Período da dívida não é detalhado
O PAC indica que o contrato com a Delta Jet teve início em 2023 e que está a ser renovado, mas não especifica, nos documentos tornados públicos, o período exacto a que corresponde a dívida agora inscrita — se diz respeito apenas a serviços prestados em 2023 ou se inclui encargos acumulados em 2024 e 2025.
Também não é explicitado o procedimento de contratação utilizado (concurso público, concurso limitado ou ajuste directo).

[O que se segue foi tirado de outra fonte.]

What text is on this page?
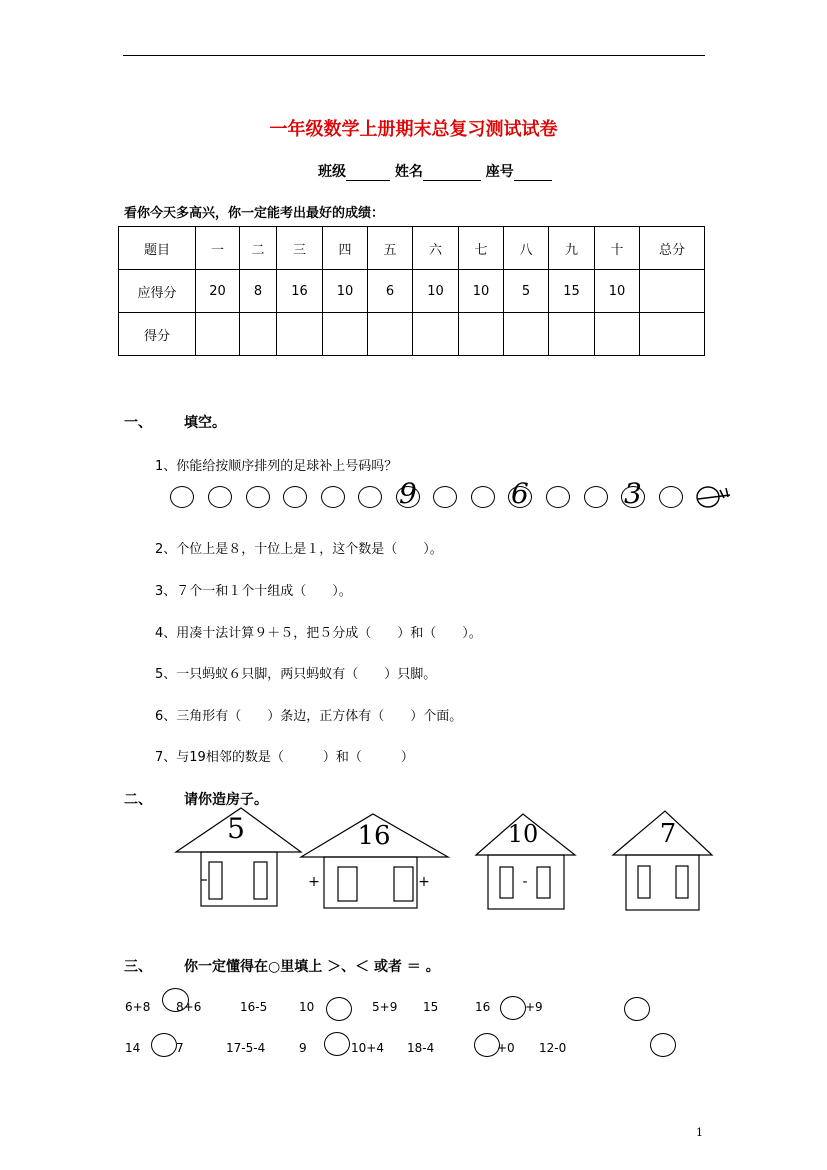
一年级数学上册期末总复习测试试卷
班级	姓名	座号
看你今天多高兴，你一定能考出最好的成绩：
题目	一	二	三	四	五	六	七	八	九	十	总分
应得分	20	8	16	10	6	10	10	5	15	10	
得分											
一、 填空。
1、你能给按顺序排列的足球补上号码吗？
9	6	3
2、个位上是８，十位上是１，这个数是（　　）。
3、７个一和１个十组成（　　）。
4、用凑十法计算９＋５，把５分成（　　）和（　　）。
5、一只蚂蚁６只脚，两只蚂蚁有（　　）只脚。
6、三角形有（　　）条边，正方体有（　　）个面。
7、与19相邻的数是（　　　）和（　　　）
二、 请你造房子。
5	16	10	7
+	+	-
三、 你一定懂得在○里填上 ＞、＜ 或者 ＝ 。
6+8 8+6	16-5	10	5+9 15	16	+9
14	7	17-5-4	9	10+4 18-4	+0 12-0
1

As informações disponíveis nas fontes abertas consultadas não permitem confirmar a modalidade adoptada, permanecendo esse dado por esclarecer nos termos públicos do processo.

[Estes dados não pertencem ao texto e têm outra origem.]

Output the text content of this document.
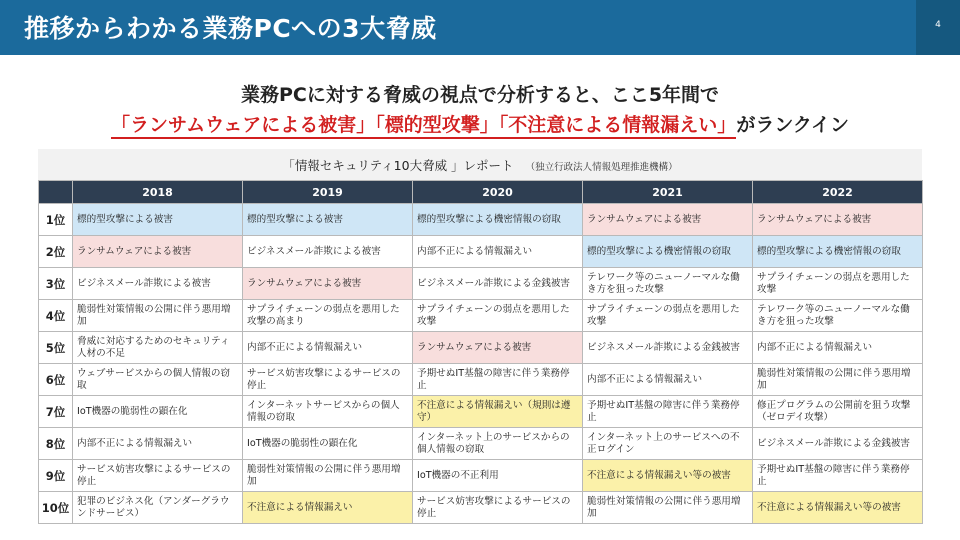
推移からわかる業務PCへの3大脅威	4
業務PCに対する脅威の視点で分析すると、ここ5年間で
「ランサムウェアによる被害」「標的型攻撃」「不注意による情報漏えい」がランクイン
「情報セキュリティ10大脅威 」レポート （独立行政法人情報処理推進機構）
	2018	2019	2020	2021	2022
1位	標的型攻撃による被害	標的型攻撃による被害	標的型攻撃による機密情報の窃取	ランサムウェアによる被害	ランサムウェアによる被害
2位	ランサムウェアによる被害	ビジネスメール詐欺による被害	内部不正による情報漏えい	標的型攻撃による機密情報の窃取	標的型攻撃による機密情報の窃取
3位	ビジネスメール詐欺による被害	ランサムウェアによる被害	ビジネスメール詐欺による金銭被害	テレワーク等のニューノーマルな働き方を狙った攻撃	サプライチェーンの弱点を悪用した攻撃
4位	脆弱性対策情報の公開に伴う悪用増加	サプライチェーンの弱点を悪用した攻撃の高まり	サプライチェーンの弱点を悪用した攻撃	サプライチェーンの弱点を悪用した攻撃	テレワーク等のニューノーマルな働き方を狙った攻撃
5位	脅威に対応するためのセキュリティ人材の不足	内部不正による情報漏えい	ランサムウェアによる被害	ビジネスメール詐欺による金銭被害	内部不正による情報漏えい
6位	ウェブサービスからの個人情報の窃取	サービス妨害攻撃によるサービスの停止	予期せぬIT基盤の障害に伴う業務停止	内部不正による情報漏えい	脆弱性対策情報の公開に伴う悪用増加
7位	IoT機器の脆弱性の顕在化	インターネットサービスからの個人情報の窃取	不注意による情報漏えい（規則は遵守）	予期せぬIT基盤の障害に伴う業務停止	修正プログラムの公開前を狙う攻撃（ゼロデイ攻撃）
8位	内部不正による情報漏えい	IoT機器の脆弱性の顕在化	インターネット上のサービスからの個人情報の窃取	インターネット上のサービスへの不正ログイン	ビジネスメール詐欺による金銭被害
9位	サービス妨害攻撃によるサービスの停止	脆弱性対策情報の公開に伴う悪用増加	IoT機器の不正利用	不注意による情報漏えい等の被害	予期せぬIT基盤の障害に伴う業務停止
10位	犯罪のビジネス化（アンダーグラウンドサービス）	不注意による情報漏えい	サービス妨害攻撃によるサービスの停止	脆弱性対策情報の公開に伴う悪用増加	不注意による情報漏えい等の被害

Quantos aviões estão ao serviço da Presidência
Fontes abertas especializadas em aviação indicam que a frota associada a missões do Estado angolano inclui pelo menos quatro jactos executivos:
Bombardier Global 7500 (T7-ANG) – apontado como a mais recente incorporação na frota governamental, operando sob o indicativo “ANGOLA1”, segundo a ch-aviation.

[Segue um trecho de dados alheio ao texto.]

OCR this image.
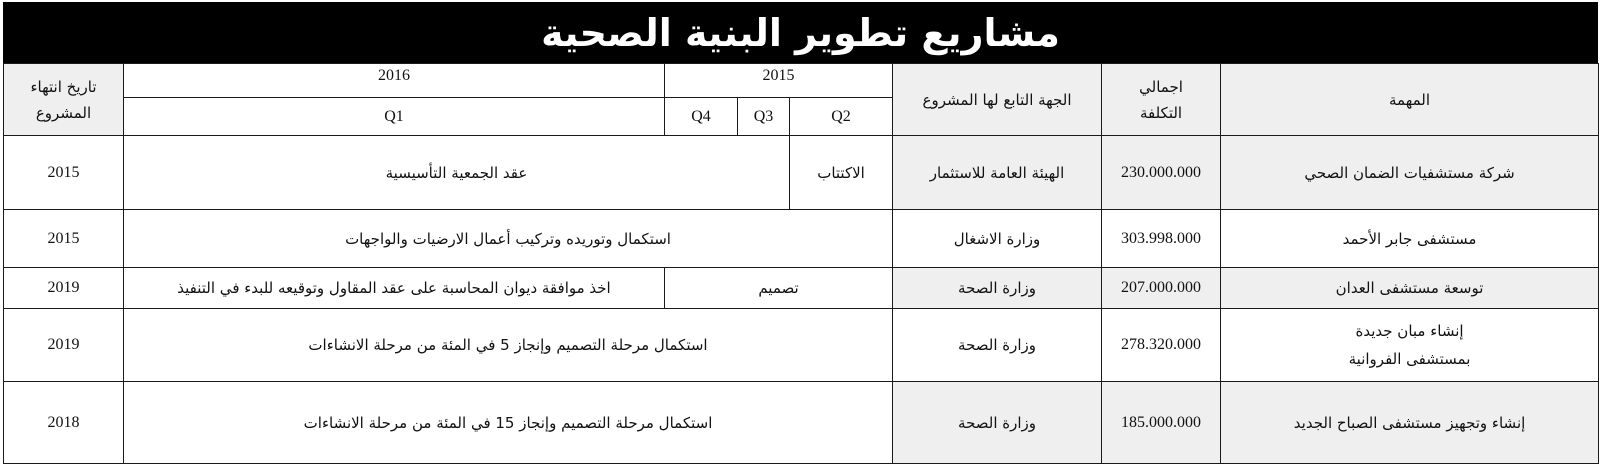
مشاريع تطوير البنية الصحية
تاريخ انتهاء المشروع	2016	2015			الجهة التابع لها المشروع	اجمالي التكلفة	المهمة
	Q1	Q4	Q3	Q2			
2015	عقد الجمعية التأسيسية			الاكتتاب	الهيئة العامة للاستثمار	230.000.000	شركة مستشفيات الضمان الصحي
2015	استكمال وتوريده وتركيب أعمال الارضيات والواجهات				وزارة الاشغال	303.998.000	مستشفى جابر الأحمد
2019	اخذ موافقة ديوان المحاسبة على عقد المقاول وتوقيعه للبدء في التنفيذ	تصميم			وزارة الصحة	207.000.000	توسعة مستشفى العدان
2019	استكمال مرحلة التصميم وإنجاز 5 في المئة من مرحلة الانشاءات				وزارة الصحة	278.320.000	إنشاء مبان جديدة
بمستشفى الفروانية

2018	استكمال مرحلة التصميم وإنجاز 15 في المئة من مرحلة الانشاءات				وزارة الصحة	185.000.000	إنشاء وتجهيز مستشفى الصباح الجديد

Bombardier Global Express (D2-ANH) – registado em Angola e identificado em bases de dados aeronáuticas como aeronave associada ao Governo.
Bombardier Global Express XRS (D2-ANG) – igualmente listado como jacto corporativo registado em Angola.
Dassault Falcon 900B (D2-ANT) – também registado no país e identificado em listagens de aeronaves executivas.
Antes da chegada do T7-ANG, a ch-aviation reportou que o Governo utilizou temporariamente outro Global 7500 (registo LX-JET) operado por empresa internacional, também em missões com indicativo “ANGOLA1”.
Quem utiliza as aeronaves
As aeronaves são empregues em missões oficiais da Presidência da República e do Executivo, incluindo deslocações do Chefe de Estado e de delegações governamentais. As fontes abertas consultadas não disponibilizam uma listagem nominal e exaustiva de utilizadores por voo, mas confirmam a utilização em missões de Estado identificadas pelo indicativo oficial.
Histórico da frota presidencial
A frota presidencial angolana já incluiu aviões Boeing mais antigos. Em 2019, foi noticiado que o Estado decidiu alienar aeronaves como o Boeing 707 e o Boeing 737-200 anteriormente afectos ao serviço presidencial, colocando-os em hasta pública, conforme noticiado pelo Diário de Notícias.
Outras despesas previstas
Além da dívida à Delta Jet e dos encargos de gestão do novo Global 7500, o PAC 2026 inclui 25,7 milhões de dólares para a construção de um novo edifício-sede da Casa Militar.
O Ministério das Finanças define o PAC como instrumento de planeamento que sistematiza as necessidades de contratação e execução orçamental das entidades públicas para o exercício económico seguinte.